Naypyidaw – Junta militer Myanmar pada Selasa (23/3/2021) membela diri atas tindakan kekerasan selama 7 pekan yang telah menewaskan 260 pengunjuk rasa anti-kudeta militer.
Sementara, mereka bersikeras tidak mentolerir “anarki” yang menuduh kelompok masyarakat sipil yang melakukannya.
Dikutip dari AFP, Selasa (23/3/2021), junta militer melancarkan kekerasan mematikan saat berjuang untuk memadamkan protes nasional terhadap kudeta yang menggulingkan pemimpin sipil Aung San Suu Kyi, pada 1 Februari.
Dalam konferensi pers di ibu kota Naypyidaw, juru bicara junta militer, Brigjen Zaw Min Tun menyebutkan jumlah korban tewas lebih rendah menjadi 164.
“Saya sedih karena teroris pelaku kekerasan yang meninggal ini adalah warga negara kita,” kata Zaw Min Tun.
Jalan-jalan di kota-kota di seluruh negeri telah memiliki pemandangan kacau selama berpekan-pekan, ketika pasukan keamanan bentrok dengan pengunjuk rasa yang menuntut pemulihan demokrasi dan pembebasan Suu Kyi.
Pihak berwenang telah menggunakan gas air mata, peluru karet, dan peluru tajam untuk membubarkan protes, mendorong seorang ahli senior hak asasi PBB memperingatkan mereka terkait “kejahatan terhadap kemanusiaan”.
Di antara mereka yang tewas adalah seorang siswa laki-laki kelas 8 di Mandalay yang ditembak ketika dia pergi mengambil air dari depan rumahnya pada Senin (22/3/2021), kata kelompok pemantau Asosiasi Bantuan untuk Narapidana Politik (AAPP) pada Selasa (23/3/2021).

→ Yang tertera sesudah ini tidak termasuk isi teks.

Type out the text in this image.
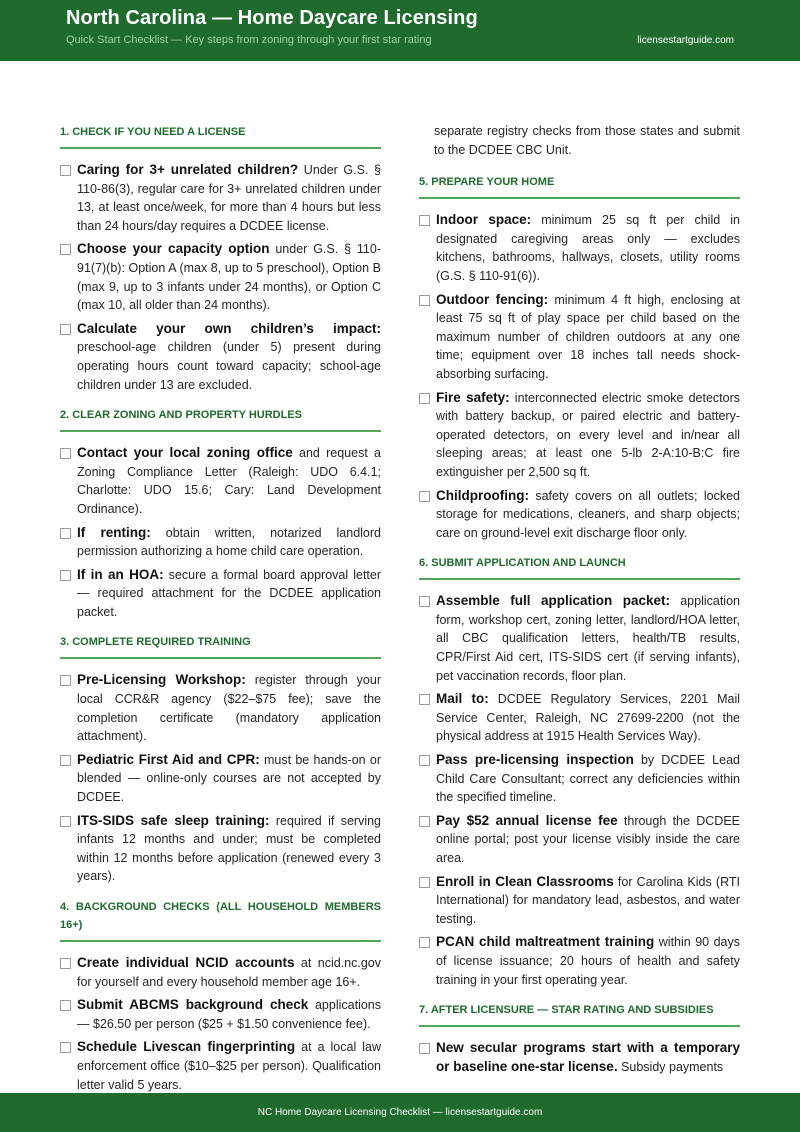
North Carolina — Home Daycare Licensing
Quick Start Checklist — Key steps from zoning through your first star rating	licensestartguide.com
1. CHECK IF YOU NEED A LICENSE
Caring for 3+ unrelated children? Under G.S. § 110-86(3), regular care for 3+ unrelated children under 13, at least once/week, for more than 4 hours but less than 24 hours/day requires a DCDEE license.
Choose your capacity option under G.S. § 110-91(7)(b): Option A (max 8, up to 5 preschool), Option B (max 9, up to 3 infants under 24 months), or Option C (max 10, all older than 24 months).
Calculate your own children’s impact: preschool-age children (under 5) present during operating hours count toward capacity; school-age children under 13 are excluded.
2. CLEAR ZONING AND PROPERTY HURDLES
Contact your local zoning office and request a Zoning Compliance Letter (Raleigh: UDO 6.4.1; Charlotte: UDO 15.6; Cary: Land Development Ordinance).
If renting: obtain written, notarized landlord permission authorizing a home child care operation.
If in an HOA: secure a formal board approval letter — required attachment for the DCDEE application packet.
3. COMPLETE REQUIRED TRAINING
Pre-Licensing Workshop: register through your local CCR&R agency ($22–$75 fee); save the completion certificate (mandatory application attachment).
Pediatric First Aid and CPR: must be hands-on or blended — online-only courses are not accepted by DCDEE.
ITS-SIDS safe sleep training: required if serving infants 12 months and under; must be completed within 12 months before application (renewed every 3 years).
4. BACKGROUND CHECKS (ALL HOUSEHOLD MEMBERS 16+)
Create individual NCID accounts at ncid.nc.gov for yourself and every household member age 16+.
Submit ABCMS background check applications — $26.50 per person ($25 + $1.50 convenience fee).
Schedule Livescan fingerprinting at a local law enforcement office ($10–$25 per person). Qualification letter valid 5 years.
separate registry checks from those states and submit to the DCDEE CBC Unit.
5. PREPARE YOUR HOME
Indoor space: minimum 25 sq ft per child in designated caregiving areas only — excludes kitchens, bathrooms, hallways, closets, utility rooms (G.S. § 110-91(6)).
Outdoor fencing: minimum 4 ft high, enclosing at least 75 sq ft of play space per child based on the maximum number of children outdoors at any one time; equipment over 18 inches tall needs shock-absorbing surfacing.
Fire safety: interconnected electric smoke detectors with battery backup, or paired electric and battery-operated detectors, on every level and in/near all sleeping areas; at least one 5-lb 2-A:10-B:C fire extinguisher per 2,500 sq ft.
Childproofing: safety covers on all outlets; locked storage for medications, cleaners, and sharp objects; care on ground-level exit discharge floor only.
6. SUBMIT APPLICATION AND LAUNCH
Assemble full application packet: application form, workshop cert, zoning letter, landlord/HOA letter, all CBC qualification letters, health/TB results, CPR/First Aid cert, ITS-SIDS cert (if serving infants), pet vaccination records, floor plan.
Mail to: DCDEE Regulatory Services, 2201 Mail Service Center, Raleigh, NC 27699-2200 (not the physical address at 1915 Health Services Way).
Pass pre-licensing inspection by DCDEE Lead Child Care Consultant; correct any deficiencies within the specified timeline.
Pay $52 annual license fee through the DCDEE online portal; post your license visibly inside the care area.
Enroll in Clean Classrooms for Carolina Kids (RTI International) for mandatory lead, asbestos, and water testing.
PCAN child maltreatment training within 90 days of license issuance; 20 hours of health and safety training in your first operating year.
7. AFTER LICENSURE — STAR RATING AND SUBSIDIES
New secular programs start with a temporary or baseline one-star license. Subsidy payments
NC Home Daycare Licensing Checklist — licensestartguide.com
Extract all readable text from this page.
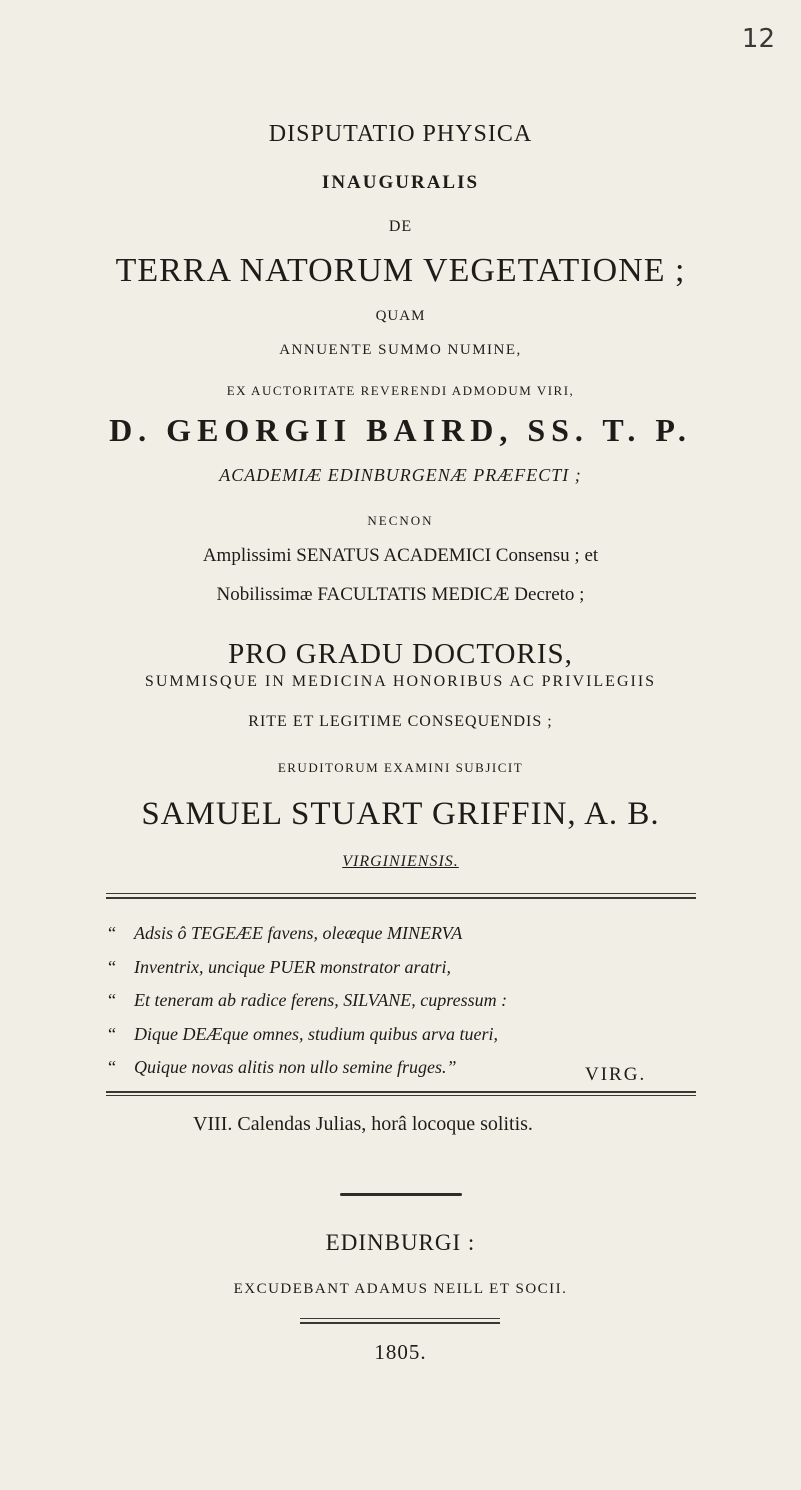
12
DISPUTATIO PHYSICA
INAUGURALIS
DE
TERRA NATORUM VEGETATIONE ;
QUAM
ANNUENTE SUMMO NUMINE,
EX AUCTORITATE REVERENDI ADMODUM VIRI,
D. GEORGII BAIRD, SS. T. P.
ACADEMIÆ EDINBURGENÆ PRÆFECTI ;
NECNON
Amplissimi SENATUS ACADEMICI Consensu ; et
Nobilissimæ FACULTATIS MEDICÆ Decreto ;
PRO GRADU DOCTORIS,
SUMMISQUE IN MEDICINA HONORIBUS AC PRIVILEGIIS
RITE ET LEGITIME CONSEQUENDIS ;
ERUDITORUM EXAMINI SUBJICIT
SAMUEL STUART GRIFFIN, A. B.
VIRGINIENSIS.
“ Adsis ô TEGEÆE favens, oleæque MINERVA
“ Inventrix, uncique PUER monstrator aratri,
“ Et teneram ab radice ferens, SILVANE, cupressum :
“ Dique DEÆque omnes, studium quibus arva tueri,
“ Quique novas alitis non ullo semine fruges.”	VIRG.
VIII. Calendas Julias, horâ locoque solitis.
EDINBURGI :
EXCUDEBANT ADAMUS NEILL ET SOCII.
1805.
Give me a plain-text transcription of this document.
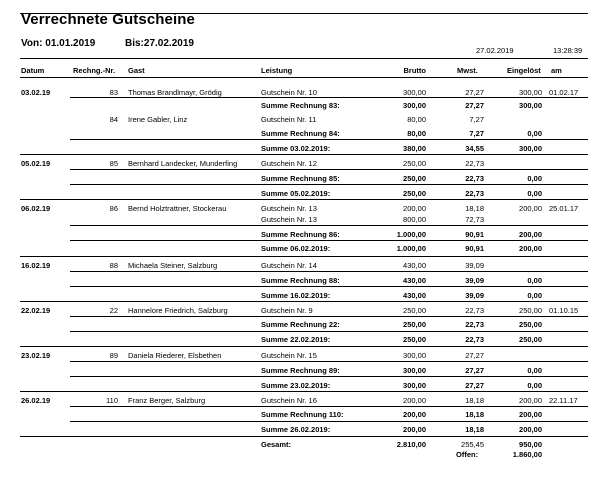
Verrechnete Gutscheine
Von: 01.01.2019	Bis:27.02.2019
27.02.2019	13:28:39
Datum	Rechng.-Nr. Gast	Leistung	Brutto	Mwst.	Eingelöst am
03.02.19	83 Thomas Brandlmayr, Grödig	Gutschein Nr. 10	300,00	27,27	300,00 01.02.17
Summe Rechnung 83:	300,00	27,27	300,00
84 Irene Gabler, Linz	Gutschein Nr. 11	80,00	7,27
Summe Rechnung 84:	80,00	7,27	0,00
Summe 03.02.2019:	380,00	34,55	300,00
05.02.19	85 Bernhard Landecker, Munderfing	Gutschein Nr. 12	250,00	22,73
Summe Rechnung 85:	250,00	22,73	0,00
Summe 05.02.2019:	250,00	22,73	0,00
06.02.19	86 Bernd Holztrattner, Stockerau	Gutschein Nr. 13	200,00	18,18	200,00 25.01.17
Gutschein Nr. 13	800,00	72,73
Summe Rechnung 86:	1.000,00	90,91	200,00
Summe 06.02.2019:	1.000,00	90,91	200,00
16.02.19	88 Michaela Steiner, Salzburg	Gutschein Nr. 14	430,00	39,09
Summe Rechnung 88:	430,00	39,09	0,00
Summe 16.02.2019:	430,00	39,09	0,00
22.02.19	22 Hannelore Friedrich, Salzburg	Gutschein Nr. 9	250,00	22,73	250,00 01.10.15
Summe Rechnung 22:	250,00	22,73	250,00
Summe 22.02.2019:	250,00	22,73	250,00
23.02.19	89 Daniela Riederer, Elsbethen	Gutschein Nr. 15	300,00	27,27
Summe Rechnung 89:	300,00	27,27	0,00
Summe 23.02.2019:	300,00	27,27	0,00
26.02.19	110 Franz Berger, Salzburg	Gutschein Nr. 16	200,00	18,18	200,00 22.11.17
Summe Rechnung 110:	200,00	18,18	200,00
Summe 26.02.2019:	200,00	18,18	200,00
Gesamt:	2.810,00	255,45	950,00
Offen:	1.860,00
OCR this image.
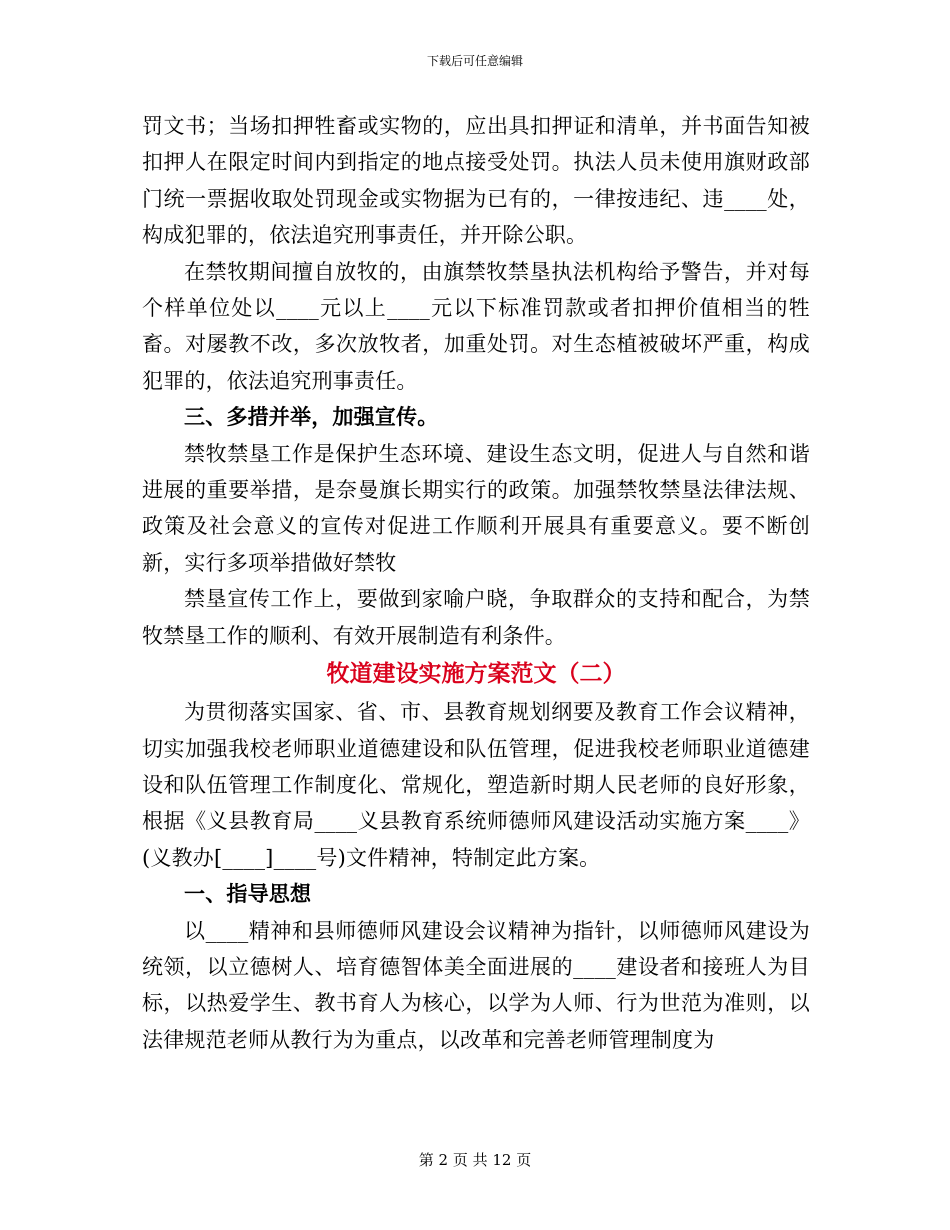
下载后可任意编辑

罚文书；当场扣押牲畜或实物的，应出具扣押证和清单，并书面告知被扣押人在限定时间内到指定的地点接受处罚。执法人员未使用旗财政部门统一票据收取处罚现金或实物据为已有的，一律按违纪、违____处，构成犯罪的，依法追究刑事责任，并开除公职。

在禁牧期间擅自放牧的，由旗禁牧禁垦执法机构给予警告，并对每个样单位处以____元以上____元以下标准罚款或者扣押价值相当的牲畜。对屡教不改，多次放牧者，加重处罚。对生态植被破坏严重，构成犯罪的，依法追究刑事责任。

三、多措并举，加强宣传。

禁牧禁垦工作是保护生态环境、建设生态文明，促进人与自然和谐进展的重要举措，是奈曼旗长期实行的政策。加强禁牧禁垦法律法规、政策及社会意义的宣传对促进工作顺利开展具有重要意义。要不断创新，实行多项举措做好禁牧

禁垦宣传工作上，要做到家喻户晓，争取群众的支持和配合，为禁牧禁垦工作的顺利、有效开展制造有利条件。

牧道建设实施方案范文（二）

为贯彻落实国家、省、市、县教育规划纲要及教育工作会议精神，切实加强我校老师职业道德建设和队伍管理，促进我校老师职业道德建设和队伍管理工作制度化、常规化，塑造新时期人民老师的良好形象，根据《义县教育局____义县教育系统师德师风建设活动实施方案____》(义教办[____]____号)文件精神，特制定此方案。

一、指导思想

以____精神和县师德师风建设会议精神为指针，以师德师风建设为统领，以立德树人、培育德智体美全面进展的____建设者和接班人为目标，以热爱学生、教书育人为核心，以学为人师、行为世范为准则，以法律规范老师从教行为为重点，以改革和完善老师管理制度为

第 2 页 共 12 页
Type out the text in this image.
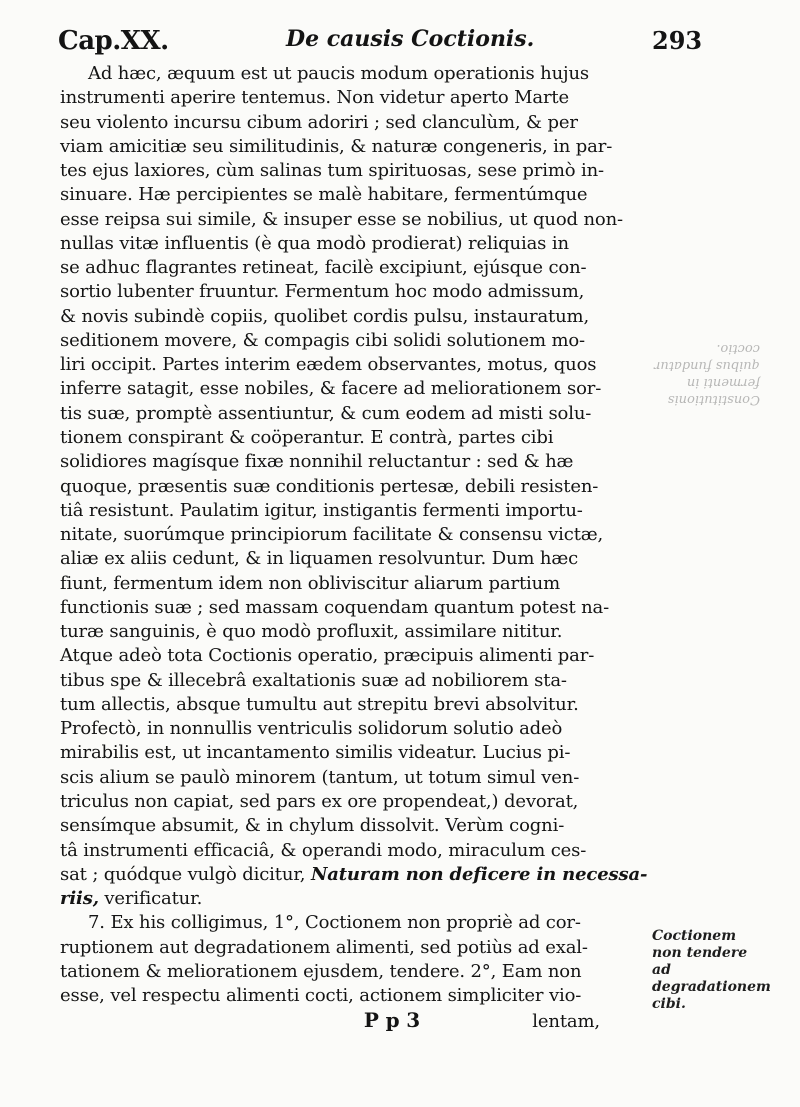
Cap.XX.	De causis Coctionis.	293
Ad hæc, æquum est ut paucis modum operationis hujus
instrumenti aperire tentemus. Non videtur aperto Marte
seu violento incursu cibum adoriri ; sed clanculùm, & per
viam amicitiæ seu similitudinis, & naturæ congeneris, in par-
tes ejus laxiores, cùm salinas tum spirituosas, sese primò in-
sinuare. Hæ percipientes se malè habitare, fermentúmque
esse reipsa sui simile, & insuper esse se nobilius, ut quod non-
nullas vitæ influentis (è qua modò prodierat) reliquias in
se adhuc flagrantes retineat, facilè excipiunt, ejúsque con-
sortio lubenter fruuntur. Fermentum hoc modo admissum,
& novis subindè copiis, quolibet cordis pulsu, instauratum,
seditionem movere, & compagis cibi solidi solutionem mo-
liri occipit. Partes interim eædem observantes, motus, quos
inferre satagit, esse nobiles, & facere ad meliorationem sor-
tis suæ, promptè assentiuntur, & cum eodem ad misti solu-
tionem conspirant & coöperantur. E contrà, partes cibi
solidiores magísque fixæ nonnihil reluctantur : sed & hæ
quoque, præsentis suæ conditionis pertesæ, debili resisten-
tiâ resistunt. Paulatim igitur, instigantis fermenti importu-
nitate, suorúmque principiorum facilitate & consensu victæ,
aliæ ex aliis cedunt, & in liquamen resolvuntur. Dum hæc
fiunt, fermentum idem non obliviscitur aliarum partium
functionis suæ ; sed massam coquendam quantum potest na-
turæ sanguinis, è quo modò profluxit, assimilare nititur.
Atque adeò tota Coctionis operatio, præcipuis alimenti par-
tibus spe & illecebrâ exaltationis suæ ad nobiliorem sta-
tum allectis, absque tumultu aut strepitu brevi absolvitur.
Profectò, in nonnullis ventriculis solidorum solutio adeò
mirabilis est, ut incantamento similis videatur. Lucius pi-
scis alium se paulò minorem (tantum, ut totum simul ven-
triculus non capiat, sed pars ex ore propendeat,) devorat,
sensímque absumit, & in chylum dissolvit. Verùm cogni-
tâ instrumenti efficaciâ, & operandi modo, miraculum ces-
sat ; quódque vulgò dicitur, Naturam non deficere in necessa-
riis, verificatur.
7. Ex his colligimus, 1°, Coctionem non propriè ad cor-
ruptionem aut degradationem alimenti, sed potiùs ad exal-
tationem & meliorationem ejusdem, tendere. 2°, Eam non
esse, vel respectu alimenti cocti, actionem simpliciter vio-
P p 3	lentam,
Constitutionis fermenti in quibus fundatur coctio.
Coctionem non tendere ad degradationem cibi.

Save the Children, yang melaporkan anak laki-laki itu berusia 14 tahun, mengatakan “ngeri bahwa anak-anak terus menjadi sasaran serangan fatal ini”. Namun, meskipun ada kecaman internasional yang meluas, Zaw Min Tun membela diri terhadap tanggapan tersebut.
Ia mengatakan bahwa pasukan keamanan berurusan dengan “pemberontak yang memegang senjata” dan 5 polisi serta 4 tentara telah tewas.
“Kita harus memberantas anarki. Negara mana di dunia yang menerima anarki?” tanyanya.
Meskipun terjadi pertumpahan darah, pengunjuk rasa turun ke jalan lagi pada Selasa (23/3/2021), menggelar demonstrasi di beberapa bagian ibu kota komersial Yangon.
Selain membubarkan protes, militer Myanmar berusaha membendung arus berita tentang tindakan keras itu, melarang beberapa media lokal dan menangkap puluhan jurnalis.